His aim is to present the case for conservation “in a positive and well constructed way.”

Emily Sullivan also used video from local parks to show the almost imperceptible ways humans encroach on nature. “Cities are moving in on nature,” she said. “We find it beautiful but in doing this, we’re taking away from it.”

Stephanie Childers presented an otherworldly video landscape based on two paintings she had done. “Otherworld” evokes an image from a video game. Yet video games offer instant gratification while her slowly involving depiction of a majestic mountainscape demands patience as the light slowly fades, birds appear, sounds shift and stars emerge.

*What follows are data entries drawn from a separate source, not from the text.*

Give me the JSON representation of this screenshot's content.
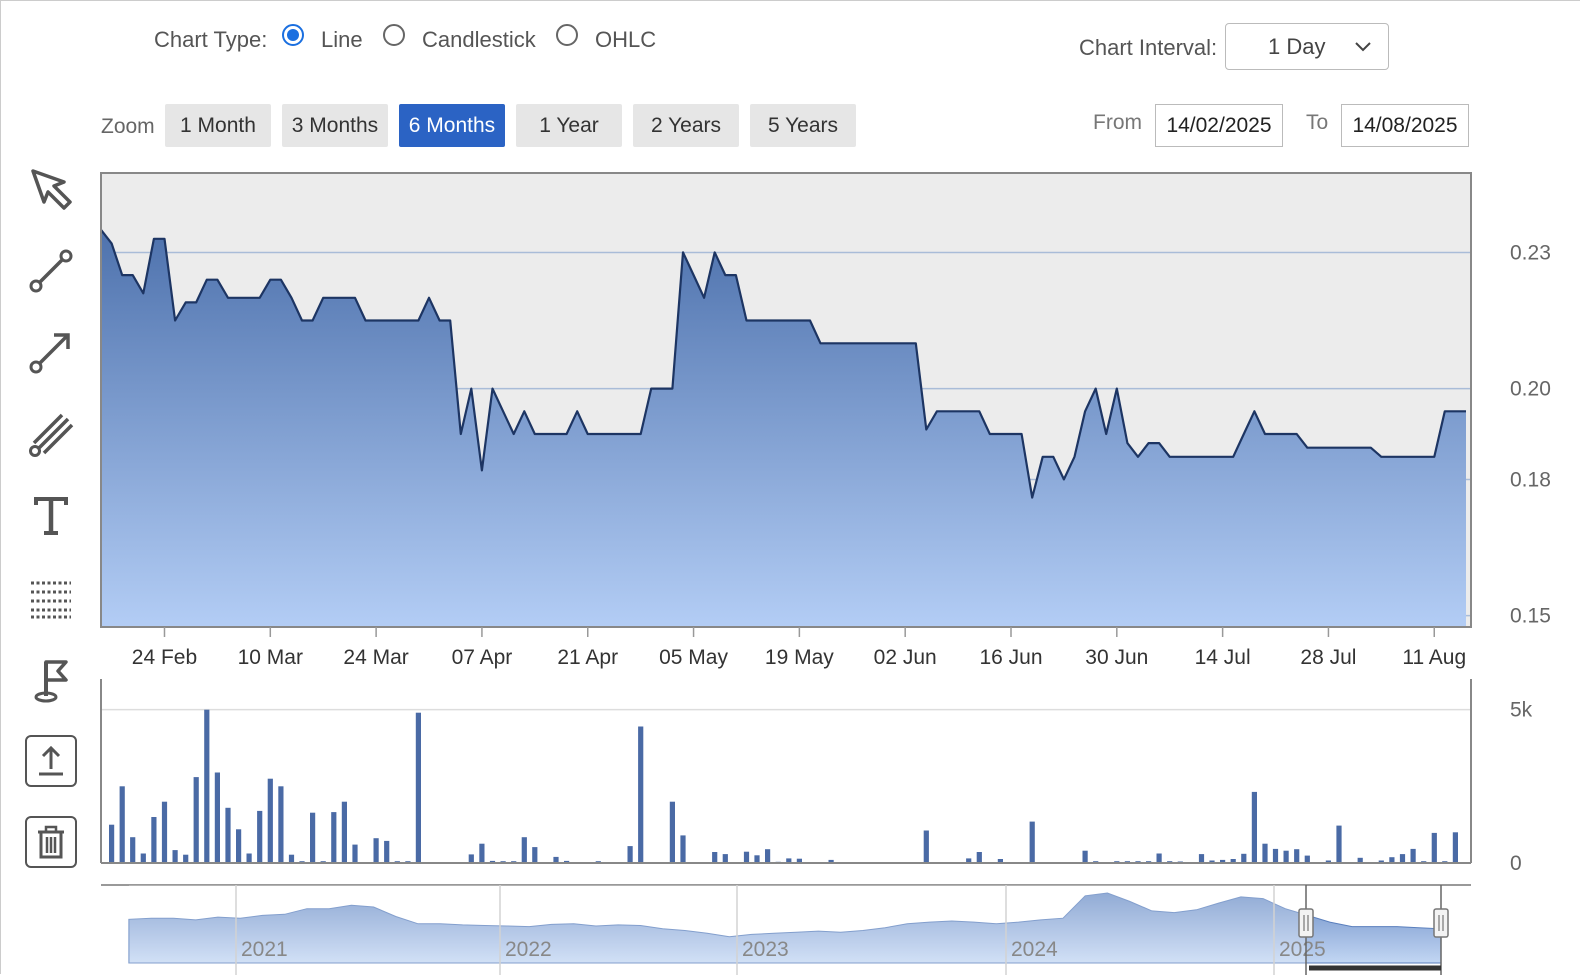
{
  "controls": {
    "chart_type_label": "Chart Type:",
    "chart_types": [
      {
        "label": "Line",
        "selected": true
      },
      {
        "label": "Candlestick",
        "selected": false
      },
      {
        "label": "OHLC",
        "selected": false
      }
    ],
    "interval_label": "Chart Interval:",
    "interval_value": "1 Day",
    "zoom_label": "Zoom",
    "zoom_buttons": [
      {
        "label": "1 Month",
        "active": false
      },
      {
        "label": "3 Months",
        "active": false
      },
      {
        "label": "6 Months",
        "active": true
      },
      {
        "label": "1 Year",
        "active": false
      },
      {
        "label": "2 Years",
        "active": false
      },
      {
        "label": "5 Years",
        "active": false
      }
    ],
    "from_label": "From",
    "from_value": "14/02/2025",
    "to_label": "To",
    "to_value": "14/08/2025"
  },
  "toolbar": {
    "icons": [
      "cursor-icon",
      "line-segment-icon",
      "arrow-line-icon",
      "parallel-lines-icon",
      "text-icon",
      "grid-icon",
      "flag-icon",
      "upload-icon",
      "trash-icon"
    ]
  },
  "colors": {
    "line": "#1d3563",
    "area_top": "#4e72ad",
    "area_bottom": "#b3cdf5",
    "plot_bg": "#ececec",
    "volume_bar": "#4a6aa5",
    "active_button": "#2b63c4",
    "radio_selected": "#1a6fe0"
  },
  "chart_data": [
    {
      "type": "area",
      "x": [
        "14 Feb",
        "17 Feb",
        "18 Feb",
        "19 Feb",
        "20 Feb",
        "21 Feb",
        "24 Feb",
        "25 Feb",
        "26 Feb",
        "27 Feb",
        "28 Feb",
        "03 Mar",
        "04 Mar",
        "05 Mar",
        "06 Mar",
        "07 Mar",
        "10 Mar",
        "11 Mar",
        "12 Mar",
        "13 Mar",
        "14 Mar",
        "17 Mar",
        "18 Mar",
        "19 Mar",
        "20 Mar",
        "21 Mar",
        "24 Mar",
        "25 Mar",
        "26 Mar",
        "27 Mar",
        "28 Mar",
        "31 Mar",
        "01 Apr",
        "02 Apr",
        "03 Apr",
        "04 Apr",
        "07 Apr",
        "08 Apr",
        "09 Apr",
        "10 Apr",
        "11 Apr",
        "14 Apr",
        "15 Apr",
        "16 Apr",
        "17 Apr",
        "18 Apr",
        "21 Apr",
        "22 Apr",
        "23 Apr",
        "24 Apr",
        "25 Apr",
        "28 Apr",
        "29 Apr",
        "30 Apr",
        "01 May",
        "02 May",
        "05 May",
        "06 May",
        "07 May",
        "08 May",
        "09 May",
        "12 May",
        "13 May",
        "14 May",
        "15 May",
        "16 May",
        "19 May",
        "20 May",
        "21 May",
        "22 May",
        "23 May",
        "26 May",
        "27 May",
        "28 May",
        "29 May",
        "30 May",
        "02 Jun",
        "03 Jun",
        "04 Jun",
        "05 Jun",
        "06 Jun",
        "09 Jun",
        "10 Jun",
        "11 Jun",
        "12 Jun",
        "13 Jun",
        "16 Jun",
        "17 Jun",
        "18 Jun",
        "19 Jun",
        "20 Jun",
        "23 Jun",
        "24 Jun",
        "25 Jun",
        "26 Jun",
        "27 Jun",
        "30 Jun",
        "01 Jul",
        "02 Jul",
        "03 Jul",
        "04 Jul",
        "07 Jul",
        "08 Jul",
        "09 Jul",
        "10 Jul",
        "11 Jul",
        "14 Jul",
        "15 Jul",
        "16 Jul",
        "17 Jul",
        "18 Jul",
        "21 Jul",
        "22 Jul",
        "23 Jul",
        "24 Jul",
        "25 Jul",
        "28 Jul",
        "29 Jul",
        "30 Jul",
        "31 Jul",
        "01 Aug",
        "04 Aug",
        "05 Aug",
        "06 Aug",
        "07 Aug",
        "08 Aug",
        "11 Aug",
        "12 Aug",
        "13 Aug",
        "14 Aug"
      ],
      "series": [
        {
          "values": [
            0.235,
            0.232,
            0.225,
            0.225,
            0.221,
            0.233,
            0.233,
            0.215,
            0.219,
            0.219,
            0.224,
            0.224,
            0.22,
            0.22,
            0.22,
            0.22,
            0.224,
            0.224,
            0.22,
            0.215,
            0.215,
            0.22,
            0.22,
            0.22,
            0.22,
            0.215,
            0.215,
            0.215,
            0.215,
            0.215,
            0.215,
            0.22,
            0.215,
            0.215,
            0.19,
            0.2,
            0.182,
            0.2,
            0.195,
            0.19,
            0.195,
            0.19,
            0.19,
            0.19,
            0.19,
            0.195,
            0.19,
            0.19,
            0.19,
            0.19,
            0.19,
            0.19,
            0.2,
            0.2,
            0.2,
            0.23,
            0.225,
            0.22,
            0.23,
            0.225,
            0.225,
            0.215,
            0.215,
            0.215,
            0.215,
            0.215,
            0.215,
            0.215,
            0.21,
            0.21,
            0.21,
            0.21,
            0.21,
            0.21,
            0.21,
            0.21,
            0.21,
            0.21,
            0.191,
            0.195,
            0.195,
            0.195,
            0.195,
            0.195,
            0.19,
            0.19,
            0.19,
            0.19,
            0.176,
            0.185,
            0.185,
            0.18,
            0.185,
            0.195,
            0.2,
            0.19,
            0.2,
            0.188,
            0.185,
            0.188,
            0.188,
            0.185,
            0.185,
            0.185,
            0.185,
            0.185,
            0.185,
            0.185,
            0.19,
            0.195,
            0.19,
            0.19,
            0.19,
            0.19,
            0.187,
            0.187,
            0.187,
            0.187,
            0.187,
            0.187,
            0.187,
            0.185,
            0.185,
            0.185,
            0.185,
            0.185,
            0.185,
            0.195,
            0.195,
            0.195
          ]
        }
      ],
      "ylim": [
        0.1475,
        0.2475
      ],
      "yticks": [
        "0.23",
        "0.20",
        "0.18",
        "0.15"
      ],
      "xticks": [
        "24 Feb",
        "10 Mar",
        "24 Mar",
        "07 Apr",
        "21 Apr",
        "05 May",
        "19 May",
        "02 Jun",
        "16 Jun",
        "30 Jun",
        "14 Jul",
        "28 Jul",
        "11 Aug"
      ],
      "grid": true
    },
    {
      "type": "bar",
      "x": [
        "17 Feb",
        "18 Feb",
        "19 Feb",
        "20 Feb",
        "21 Feb",
        "24 Feb",
        "25 Feb",
        "26 Feb",
        "27 Feb",
        "28 Feb",
        "03 Mar",
        "04 Mar",
        "05 Mar",
        "06 Mar",
        "07 Mar",
        "10 Mar",
        "11 Mar",
        "12 Mar",
        "13 Mar",
        "14 Mar",
        "17 Mar",
        "18 Mar",
        "19 Mar",
        "20 Mar",
        "24 Mar",
        "25 Mar",
        "26 Mar",
        "27 Mar",
        "28 Mar",
        "04 Apr",
        "07 Apr",
        "08 Apr",
        "09 Apr",
        "10 Apr",
        "11 Apr",
        "14 Apr",
        "16 Apr",
        "17 Apr",
        "22 Apr",
        "25 Apr",
        "28 Apr",
        "01 May",
        "02 May",
        "07 May",
        "08 May",
        "12 May",
        "13 May",
        "14 May",
        "15 May",
        "16 May",
        "19 May",
        "22 May",
        "04 Jun",
        "10 Jun",
        "11 Jun",
        "13 Jun",
        "18 Jun",
        "25 Jun",
        "26 Jun",
        "30 Jun",
        "01 Jul",
        "02 Jul",
        "03 Jul",
        "04 Jul",
        "07 Jul",
        "08 Jul",
        "10 Jul",
        "11 Jul",
        "14 Jul",
        "15 Jul",
        "16 Jul",
        "17 Jul",
        "18 Jul",
        "21 Jul",
        "22 Jul",
        "23 Jul",
        "24 Jul",
        "28 Jul",
        "29 Jul",
        "31 Jul",
        "04 Aug",
        "05 Aug",
        "06 Aug",
        "07 Aug",
        "08 Aug",
        "11 Aug",
        "12 Aug",
        "13 Aug"
      ],
      "values": [
        1250,
        2500,
        840,
        310,
        1500,
        2000,
        420,
        270,
        2800,
        5000,
        2950,
        1800,
        1100,
        310,
        1700,
        2750,
        2500,
        270,
        60,
        1640,
        60,
        1660,
        2000,
        600,
        810,
        720,
        60,
        60,
        4900,
        280,
        630,
        70,
        60,
        60,
        840,
        520,
        200,
        70,
        60,
        550,
        4450,
        2000,
        900,
        360,
        290,
        370,
        250,
        450,
        40,
        150,
        140,
        100,
        1060,
        150,
        360,
        130,
        1350,
        400,
        60,
        60,
        60,
        60,
        60,
        310,
        60,
        50,
        290,
        80,
        100,
        130,
        300,
        2320,
        630,
        460,
        400,
        450,
        240,
        80,
        1220,
        170,
        80,
        190,
        290,
        460,
        60,
        980,
        60,
        1000
      ],
      "ylim": [
        0,
        6000
      ],
      "yticks": [
        "5k",
        "0"
      ],
      "grid": true
    }
  ],
  "navigator": {
    "year_labels": [
      "2021",
      "2022",
      "2023",
      "2024",
      "2025"
    ],
    "values": [
      0.53,
      0.55,
      0.55,
      0.52,
      0.57,
      0.55,
      0.6,
      0.62,
      0.72,
      0.72,
      0.78,
      0.75,
      0.58,
      0.45,
      0.45,
      0.43,
      0.42,
      0.41,
      0.4,
      0.44,
      0.45,
      0.41,
      0.43,
      0.42,
      0.36,
      0.33,
      0.28,
      0.22,
      0.26,
      0.28,
      0.3,
      0.32,
      0.3,
      0.33,
      0.38,
      0.45,
      0.48,
      0.5,
      0.48,
      0.45,
      0.48,
      0.52,
      0.55,
      0.95,
      1.0,
      0.85,
      0.68,
      0.65,
      0.7,
      0.82,
      0.93,
      0.9,
      0.72,
      0.6,
      0.48,
      0.4,
      0.4,
      0.4,
      0.38,
      0.36
    ]
  }
}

Sarah Gorges created her own set of tarot cards.  “I feel humans do not appreciate animals for who they are.” Through plastics and pollution animals are being pushed to extinction. Yet humans have long ascribed sacred qualities to animals.  Each card touches on these qualities, she said.

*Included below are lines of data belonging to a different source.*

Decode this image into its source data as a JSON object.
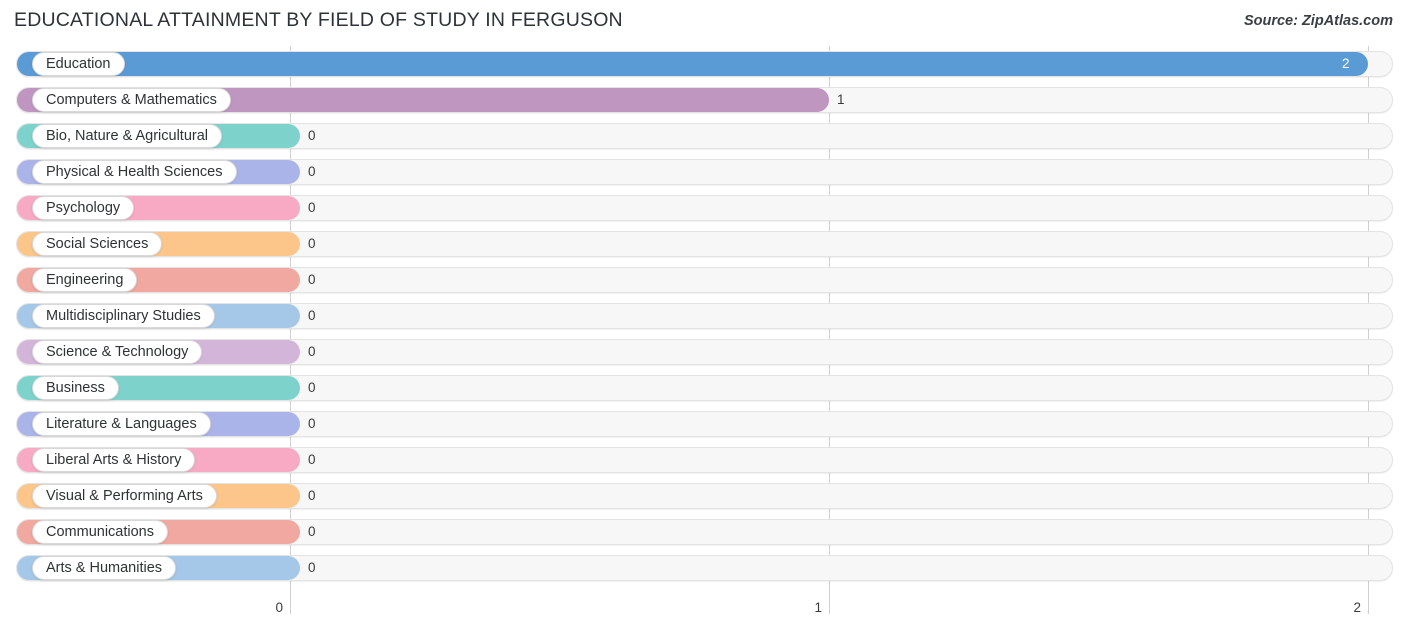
{
  "header": {
    "title": "EDUCATIONAL ATTAINMENT BY FIELD OF STUDY IN FERGUSON",
    "source": "Source: ZipAtlas.com"
  },
  "chart_data": {
    "type": "bar",
    "orientation": "horizontal",
    "title": "EDUCATIONAL ATTAINMENT BY FIELD OF STUDY IN FERGUSON",
    "xlabel": "",
    "ylabel": "",
    "xlim": [
      0,
      2
    ],
    "xticks": [
      "0",
      "1",
      "2"
    ],
    "xtick_values": [
      0,
      1,
      2
    ],
    "grid": true,
    "legend": false,
    "categories": [
      "Education",
      "Computers & Mathematics",
      "Bio, Nature & Agricultural",
      "Physical & Health Sciences",
      "Psychology",
      "Social Sciences",
      "Engineering",
      "Multidisciplinary Studies",
      "Science & Technology",
      "Business",
      "Literature & Languages",
      "Liberal Arts & History",
      "Visual & Performing Arts",
      "Communications",
      "Arts & Humanities"
    ],
    "values": [
      2,
      1,
      0,
      0,
      0,
      0,
      0,
      0,
      0,
      0,
      0,
      0,
      0,
      0,
      0
    ],
    "value_labels": [
      "2",
      "1",
      "0",
      "0",
      "0",
      "0",
      "0",
      "0",
      "0",
      "0",
      "0",
      "0",
      "0",
      "0",
      "0"
    ],
    "colors": [
      "#5b9bd5",
      "#bf96c0",
      "#7dd3cc",
      "#aab4e8",
      "#f8a9c4",
      "#fcc68a",
      "#f0a8a0",
      "#a6c8e8",
      "#d4b5da",
      "#7dd3cc",
      "#aab4e8",
      "#f8a9c4",
      "#fcc68a",
      "#f0a8a0",
      "#a6c8e8"
    ]
  },
  "style": {
    "track_color": "#f7f7f7",
    "track_border": "#e3e3e3",
    "gridline_color": "#d0d0d0",
    "pill_background": "#ffffff",
    "text_color": "#2f3336"
  }
}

Jana Dean tackled an issue of how humans treat each other. Because she was working during Sexual Assault Awareness week, she took that as her theme.

She worked with a woman who had been sexually assaulted, and took a series of photos and interviewed her. The project was a close collaboration, Dean said. The subject saw and approved all the images and words that went into the work.  

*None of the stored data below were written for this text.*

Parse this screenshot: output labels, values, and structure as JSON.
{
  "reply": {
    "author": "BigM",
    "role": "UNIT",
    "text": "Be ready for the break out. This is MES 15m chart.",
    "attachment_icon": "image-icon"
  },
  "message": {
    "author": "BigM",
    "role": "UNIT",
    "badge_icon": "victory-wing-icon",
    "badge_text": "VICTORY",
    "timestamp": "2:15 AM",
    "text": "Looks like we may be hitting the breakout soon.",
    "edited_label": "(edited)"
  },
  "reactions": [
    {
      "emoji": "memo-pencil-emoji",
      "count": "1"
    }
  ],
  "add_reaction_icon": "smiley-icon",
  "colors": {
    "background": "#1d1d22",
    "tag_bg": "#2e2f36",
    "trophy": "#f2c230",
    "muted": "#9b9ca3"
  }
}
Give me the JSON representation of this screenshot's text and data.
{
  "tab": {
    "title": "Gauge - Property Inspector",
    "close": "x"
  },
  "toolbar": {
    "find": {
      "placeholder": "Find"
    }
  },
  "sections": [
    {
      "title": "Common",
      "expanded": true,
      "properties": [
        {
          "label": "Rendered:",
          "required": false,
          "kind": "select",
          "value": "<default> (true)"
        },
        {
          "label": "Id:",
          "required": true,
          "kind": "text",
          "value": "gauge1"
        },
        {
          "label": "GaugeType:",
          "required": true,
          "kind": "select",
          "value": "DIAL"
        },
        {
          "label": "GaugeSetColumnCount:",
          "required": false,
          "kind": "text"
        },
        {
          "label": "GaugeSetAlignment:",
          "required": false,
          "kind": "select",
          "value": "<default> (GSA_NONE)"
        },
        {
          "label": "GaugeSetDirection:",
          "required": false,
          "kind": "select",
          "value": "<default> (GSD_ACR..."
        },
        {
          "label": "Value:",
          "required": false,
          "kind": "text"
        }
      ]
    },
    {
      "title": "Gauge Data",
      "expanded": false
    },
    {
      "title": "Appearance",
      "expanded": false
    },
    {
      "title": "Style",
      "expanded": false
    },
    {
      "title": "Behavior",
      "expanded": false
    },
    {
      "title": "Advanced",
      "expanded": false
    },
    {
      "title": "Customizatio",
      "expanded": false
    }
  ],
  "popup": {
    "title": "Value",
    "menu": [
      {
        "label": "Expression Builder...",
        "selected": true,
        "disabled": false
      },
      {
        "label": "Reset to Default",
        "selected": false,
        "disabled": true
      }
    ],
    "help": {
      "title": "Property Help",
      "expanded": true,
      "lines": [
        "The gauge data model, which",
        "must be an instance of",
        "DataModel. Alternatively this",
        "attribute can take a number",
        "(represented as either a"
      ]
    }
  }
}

“A lot of women, and men, are becoming increasingly more aware that sexual assault is a very common occurrence. People are coming forward with their stories.”

Devon Talley-Isom discusses his video “Assimilation” with guest critic Cameron Granger.

Devon Talley-Isom wanted to capture what the college experience means in the video “Assimilation.”

 “Every student has their own experience,” he said, “and my piece wants to exemplify that” while at the same time touching on common themes.

Talley-Isom came to BGSU four years ago from Cleveland “a much different place from BG.”

 He said: “You have to get used to this small town where everybody knows everybody.” And it was not easy at first, but  “now I love everything about it.”

He interviewed three people from diverse backgrounds, studying art, communications, and social work, and asked them about the pressures to conform and what college culture means to them.

Alexis Rubertino didn’t talk to her subjects, or even see them. She just looked inside their cars. 

While people want privacy, they expose their lives through what they leave in plain view. A Wendy’s gift card or a handwritten affirmation.

The car, she said, is at once a contained space, and yet it’s always open to view.

In its own way, “Desire for the Intangible” offered its own view into the students’ private views of the world around them.